Permitting reform that delivers transparency

The complex permitting process in the United States causes development cost overruns and project delays. In some cases, developers will simply withdraw or cancel a project.

The main problem is the process’s lack of transparency. The renewables industry and regulators must work together to solve this.

Denmark and the Netherlands created a transparent, one-stop shop for all the permitting approvals. This allows the developer to budget and plan for project completion while informing the public.

Germany and Spain increased transparency by digitizing the permitting process and the United Kingdom is streamlining the process while driving earlier community involvement.

Denmark's one-stop shop
Denmark's one-stop shop Image: Danish Energy Agency

In the United States, New York provides a streamlined and transparent permitting framework for large-scale renewables and California does the same for large-scale wind and solar projects.
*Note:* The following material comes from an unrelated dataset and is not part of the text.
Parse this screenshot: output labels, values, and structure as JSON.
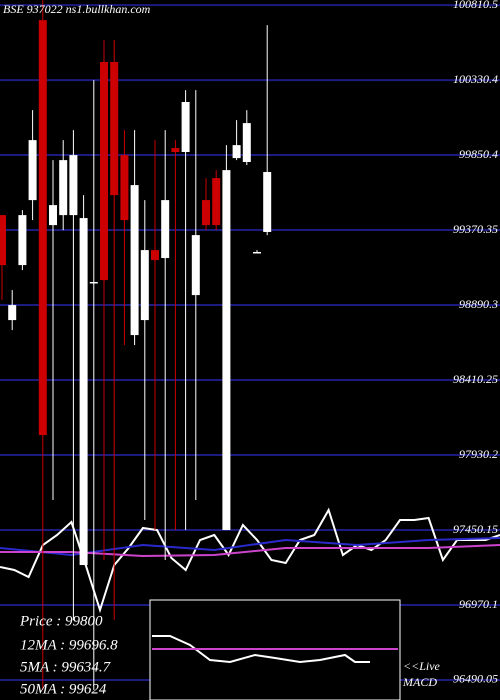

California’s SB 100 law, which set a target of 100% clean energy by 2045, and California’s AB 2188, which requires local governments to implement expedited solar permitting, are great examples of state-level legislation that is helping unleash California’s renewable energy potential.

Renewable energy project challenges
Image: DNV

Accelerating renewable energy development

Acceleration framework for renewable energy deployment
Acceleration framework for renewable energy deployment Image: DNV

The right frameworks

Delivering a successful energy project requires developers to ensure benefits or harms do not disproportionally affect a select group of the population.

That is why it is critical to adopt project development frameworks that incorporate centralized permitting, full public transparency, early local engagement and public financial incentives.

Turnkey solutions exist and offer proven approaches, strategies and activities that enable developers to secure stakeholder understanding, support and collective decision making around project siting and permitting.

Importantly, using these frameworks enables developers to honestly and transparently engage with disadvantaged communities that, in many states, see little to no benefit or incentive from the ongoing energy transition.

The result is that no group – whether from the general population or industry – feels left behind. This includes the fossil fuel sector and communities impacted by the shift to low-carbon energy.

Now is the time for action

The outcomes of recent elections and global political shifts are rightfully concerning to those worried about the health of our planet. People across the globe are experiencing the toll of climate change as homes are destroyed by extreme weather, critical ecosystems are disrupted, more public health crisis emerge.

The urgency to act was underscored in the Intergovernmental Panel on Climate Change’s Sixth Synthesis Report in 2023:

“Climate change is a threat to human well-being and planetary health. There is a rapidly closing window of opportunity to secure a livable and sustainable future for all. The choices and actions implemented in this decade will have impacts now and for thousands of years.”

Not every election or policy decision will support a sustainable future. That’s a reality.

What matters is that the renewables industry use the time we have now to explain transparently and in no uncertain terms the many benefits of clean power, including securing a sustainable future for the United States – and the Earth – for generations to come.